Her smile turned sad. “Not quite anything.”

Damon saw that she understood more of her situation than he’d realized. His throat was tight with the truth of it, but he couldn’t talk to her about it. He wasn’t good with confidences and intimacy. Instead, he forced a smile. “Let’s get started then and work out some of those kinks.”

It was dark outside the hospital windows and the sounds were muted by the heavy glass. He could see the skyline of Manhattan but the city could have been a thousand miles away—or just a backdrop painted on a curtain. Even the business of the hospital was background noise, very few footsteps or voices, and no alarms. He felt as if they were in a little private space of their own.
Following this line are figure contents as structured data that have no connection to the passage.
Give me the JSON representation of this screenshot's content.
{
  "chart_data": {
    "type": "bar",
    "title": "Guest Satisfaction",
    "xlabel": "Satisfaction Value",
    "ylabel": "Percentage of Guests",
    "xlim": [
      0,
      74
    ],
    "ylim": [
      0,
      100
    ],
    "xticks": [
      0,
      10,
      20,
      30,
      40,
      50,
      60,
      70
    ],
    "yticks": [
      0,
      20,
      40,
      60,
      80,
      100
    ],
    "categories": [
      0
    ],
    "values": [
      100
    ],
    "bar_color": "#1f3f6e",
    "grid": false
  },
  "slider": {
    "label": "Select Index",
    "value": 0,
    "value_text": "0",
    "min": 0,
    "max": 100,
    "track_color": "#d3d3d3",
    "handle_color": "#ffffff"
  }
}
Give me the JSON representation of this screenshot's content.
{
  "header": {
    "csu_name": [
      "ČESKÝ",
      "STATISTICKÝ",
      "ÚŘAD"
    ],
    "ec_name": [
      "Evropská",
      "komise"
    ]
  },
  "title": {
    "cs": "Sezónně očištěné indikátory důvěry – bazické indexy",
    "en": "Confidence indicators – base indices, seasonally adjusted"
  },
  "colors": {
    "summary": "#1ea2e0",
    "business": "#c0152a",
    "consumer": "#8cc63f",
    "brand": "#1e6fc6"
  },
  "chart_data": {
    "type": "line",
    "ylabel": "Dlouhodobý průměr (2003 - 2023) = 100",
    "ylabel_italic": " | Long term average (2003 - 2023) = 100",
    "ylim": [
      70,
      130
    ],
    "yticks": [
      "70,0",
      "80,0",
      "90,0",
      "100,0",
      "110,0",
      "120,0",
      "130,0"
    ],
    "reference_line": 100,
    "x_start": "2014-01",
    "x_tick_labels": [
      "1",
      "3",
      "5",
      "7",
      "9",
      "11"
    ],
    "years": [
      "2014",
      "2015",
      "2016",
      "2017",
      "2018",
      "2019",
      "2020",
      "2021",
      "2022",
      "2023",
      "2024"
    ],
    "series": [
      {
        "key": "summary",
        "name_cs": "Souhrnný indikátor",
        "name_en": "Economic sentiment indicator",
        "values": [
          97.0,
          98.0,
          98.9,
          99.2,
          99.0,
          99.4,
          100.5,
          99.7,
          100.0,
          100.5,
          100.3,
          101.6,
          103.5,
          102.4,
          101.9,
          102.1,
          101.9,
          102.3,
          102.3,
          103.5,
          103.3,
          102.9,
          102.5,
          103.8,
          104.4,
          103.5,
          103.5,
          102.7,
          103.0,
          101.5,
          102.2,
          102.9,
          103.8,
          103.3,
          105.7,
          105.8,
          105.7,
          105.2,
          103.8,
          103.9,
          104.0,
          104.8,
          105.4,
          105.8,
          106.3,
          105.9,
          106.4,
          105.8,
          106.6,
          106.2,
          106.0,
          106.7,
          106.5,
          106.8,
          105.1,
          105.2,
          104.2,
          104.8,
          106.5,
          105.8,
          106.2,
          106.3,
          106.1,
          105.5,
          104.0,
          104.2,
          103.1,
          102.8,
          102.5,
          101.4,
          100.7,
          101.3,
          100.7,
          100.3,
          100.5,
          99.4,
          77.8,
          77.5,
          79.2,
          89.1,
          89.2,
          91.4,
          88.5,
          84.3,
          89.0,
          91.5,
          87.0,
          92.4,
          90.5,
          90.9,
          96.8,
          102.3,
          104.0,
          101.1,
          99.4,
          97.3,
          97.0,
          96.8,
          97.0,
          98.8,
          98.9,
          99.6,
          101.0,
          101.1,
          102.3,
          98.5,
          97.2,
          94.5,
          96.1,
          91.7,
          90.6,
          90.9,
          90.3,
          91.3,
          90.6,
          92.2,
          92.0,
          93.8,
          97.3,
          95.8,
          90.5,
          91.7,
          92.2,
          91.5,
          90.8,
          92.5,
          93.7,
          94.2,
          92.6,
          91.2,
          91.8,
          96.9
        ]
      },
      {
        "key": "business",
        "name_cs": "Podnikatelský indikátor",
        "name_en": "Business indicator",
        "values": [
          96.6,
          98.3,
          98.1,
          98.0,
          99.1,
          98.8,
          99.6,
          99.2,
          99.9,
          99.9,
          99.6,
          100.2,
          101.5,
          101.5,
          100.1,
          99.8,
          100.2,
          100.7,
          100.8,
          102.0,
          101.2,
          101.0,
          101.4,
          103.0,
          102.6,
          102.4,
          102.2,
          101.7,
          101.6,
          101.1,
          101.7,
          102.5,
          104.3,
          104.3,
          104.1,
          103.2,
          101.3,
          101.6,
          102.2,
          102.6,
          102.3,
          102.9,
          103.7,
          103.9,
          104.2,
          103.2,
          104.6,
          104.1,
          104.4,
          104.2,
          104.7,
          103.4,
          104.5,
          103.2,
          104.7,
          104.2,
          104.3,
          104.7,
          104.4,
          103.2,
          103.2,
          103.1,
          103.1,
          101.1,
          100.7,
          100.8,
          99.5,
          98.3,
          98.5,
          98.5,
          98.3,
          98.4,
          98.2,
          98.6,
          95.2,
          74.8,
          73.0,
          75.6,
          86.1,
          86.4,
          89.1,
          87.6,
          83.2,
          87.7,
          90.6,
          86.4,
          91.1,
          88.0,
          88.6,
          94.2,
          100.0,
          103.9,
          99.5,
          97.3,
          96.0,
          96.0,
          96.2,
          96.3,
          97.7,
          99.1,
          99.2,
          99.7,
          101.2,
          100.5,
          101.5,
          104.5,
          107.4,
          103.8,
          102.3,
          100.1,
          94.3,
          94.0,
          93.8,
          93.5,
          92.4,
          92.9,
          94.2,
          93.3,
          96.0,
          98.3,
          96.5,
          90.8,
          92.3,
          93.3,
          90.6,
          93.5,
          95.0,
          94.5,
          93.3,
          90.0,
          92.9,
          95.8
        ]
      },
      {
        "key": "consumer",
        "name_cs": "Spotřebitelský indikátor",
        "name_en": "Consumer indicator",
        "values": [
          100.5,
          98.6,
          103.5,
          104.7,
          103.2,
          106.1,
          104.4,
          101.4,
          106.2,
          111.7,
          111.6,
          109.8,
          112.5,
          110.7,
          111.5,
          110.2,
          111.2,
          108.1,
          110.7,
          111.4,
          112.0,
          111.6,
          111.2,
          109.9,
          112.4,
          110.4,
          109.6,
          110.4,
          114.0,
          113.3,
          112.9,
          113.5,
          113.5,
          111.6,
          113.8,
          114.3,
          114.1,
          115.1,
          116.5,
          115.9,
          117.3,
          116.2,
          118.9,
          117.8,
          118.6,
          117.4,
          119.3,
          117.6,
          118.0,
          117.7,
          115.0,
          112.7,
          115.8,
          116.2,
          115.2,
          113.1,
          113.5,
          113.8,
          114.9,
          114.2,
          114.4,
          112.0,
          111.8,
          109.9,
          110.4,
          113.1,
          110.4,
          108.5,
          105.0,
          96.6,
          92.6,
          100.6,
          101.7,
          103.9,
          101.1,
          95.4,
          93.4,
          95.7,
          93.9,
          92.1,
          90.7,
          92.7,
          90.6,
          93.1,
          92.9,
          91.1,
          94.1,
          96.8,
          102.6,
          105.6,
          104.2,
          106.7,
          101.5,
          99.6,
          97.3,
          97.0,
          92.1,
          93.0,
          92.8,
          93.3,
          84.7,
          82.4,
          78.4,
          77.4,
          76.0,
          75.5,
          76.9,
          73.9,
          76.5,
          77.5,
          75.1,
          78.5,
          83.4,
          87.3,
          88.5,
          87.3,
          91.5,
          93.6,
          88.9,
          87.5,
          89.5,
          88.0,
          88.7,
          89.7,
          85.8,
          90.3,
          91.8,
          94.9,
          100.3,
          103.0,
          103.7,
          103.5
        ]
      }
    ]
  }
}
He turned his mom to her stomach with care, ensuring that no tubes or wires were pinched and that there was no weight on any joints. They said her wrist was healing slowly, the bone knitting together due to her rest, but the cancer wasn’t helping.

He’d learned everything he could about massage, just to give her some relief from her old dancing injuries. He remembered his dad giving his mom massages. Damon had never imagined she’d need so much more. He moved slowly, listening to her breathing, making sure that nothing hurt.